Two years ago, University of Chicago alumnus Brian Ashby fell in love with a photo exhibit in Berlin.
Ashby was so taken by the 50 powerful images of low-level bureaucrats from all over the globe that he pushed to bring the exhibition to campus.
He succeeded.
"Bureaucratics" by Dutch photojournalist and fine art photographer Jan Banning is on display inside the new Harper Commons through Friday, June 11.
The photos "have a slow-burning effect," on students who repeatedly visit the Harper Commons space, said Ashby, AB '06, a Special Projects Administrator for the Committee on Southern Asian Studies and the South Asia Language and Area Center. "It's a really incisive way to look at state power."

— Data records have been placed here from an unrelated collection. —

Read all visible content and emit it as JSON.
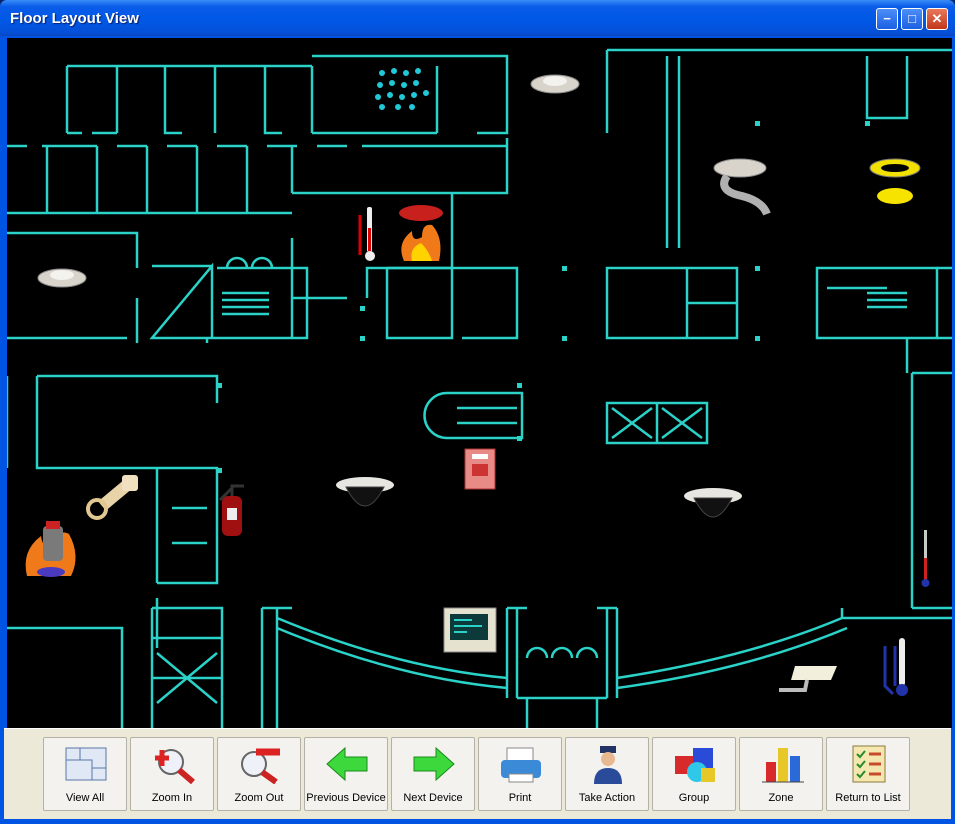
{
  "window": {
    "title": "Floor Layout View",
    "controls": {
      "minimize": "minimize-icon",
      "maximize": "maximize-icon",
      "close": "close-icon"
    }
  },
  "floor_plan": {
    "wall_color": "#2ad2c8",
    "background": "#000000",
    "devices": [
      {
        "type": "sprinkler-icon"
      },
      {
        "type": "smoke-detector-icon"
      },
      {
        "type": "smoke-detector-icon"
      },
      {
        "type": "heat-detector-icon"
      },
      {
        "type": "strobe-light-icon"
      },
      {
        "type": "thermometer-icon"
      },
      {
        "type": "fire-detector-icon"
      },
      {
        "type": "pull-station-icon"
      },
      {
        "type": "dome-camera-icon"
      },
      {
        "type": "dome-camera-icon"
      },
      {
        "type": "fire-extinguisher-icon"
      },
      {
        "type": "valve-icon"
      },
      {
        "type": "fire-hydrant-icon"
      },
      {
        "type": "control-panel-icon"
      },
      {
        "type": "security-camera-icon"
      },
      {
        "type": "temperature-sensor-icon"
      },
      {
        "type": "temperature-sensor-icon"
      }
    ]
  },
  "toolbar": {
    "view_all": "View All",
    "zoom_in": "Zoom In",
    "zoom_out": "Zoom Out",
    "previous_device": "Previous Device",
    "next_device": "Next Device",
    "print": "Print",
    "take_action": "Take Action",
    "group": "Group",
    "zone": "Zone",
    "return_to_list": "Return to List"
  }
}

Shot over several years in eight countries on five continents, Banning focuses on the anonymous civil servant. The subjects range from a junior police officer in Bolivia who does not have a phone, to a lone police officer in Russia's Tomsk province, who does not have a police car, a car of his own, or a bicycle.
Also part of Banning's exhibition are portraits of female state employees, including a woman who keeps files at the Department of Statistics of the Bureau for Immigration and Naturalization, in Monrovia, and a former singer and choir director, who now serves as secretary to the head of the financial department of Tomsk province's Facility Services.

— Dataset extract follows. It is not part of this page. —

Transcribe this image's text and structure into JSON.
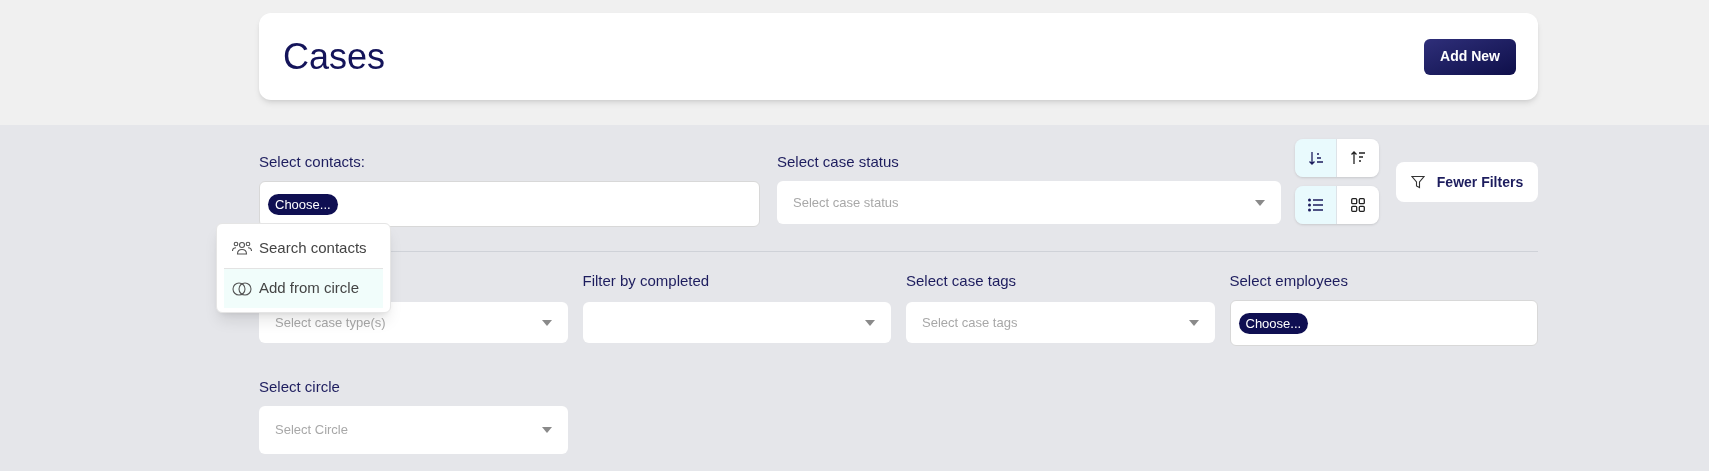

Ashby received support for the exhibition from the University of Chicago Arts Council; the Center for East Asian Studies; the Center for East European and Russian/Eurasian Studies; the Center for Latin American Studies, the Center for International Studies; the Center for Middle Eastern Studies; the Committee on Southern Asian Studies; the South Asia Language and Area Center; the College; the Consulate General of the Kingdom of the Netherlands; and the France Chicago Center.
Ashby is planning a Wednesday, June 2 panel discussion that will provide social scientists an opportunity to discuss issues surrounding bureaucracy. Also planned is an artist's talk by Banning on Thursday, June 3.
Banning "provides a picture of the bureaucratic state," said Ashby. "He's looking at the gatekeepers."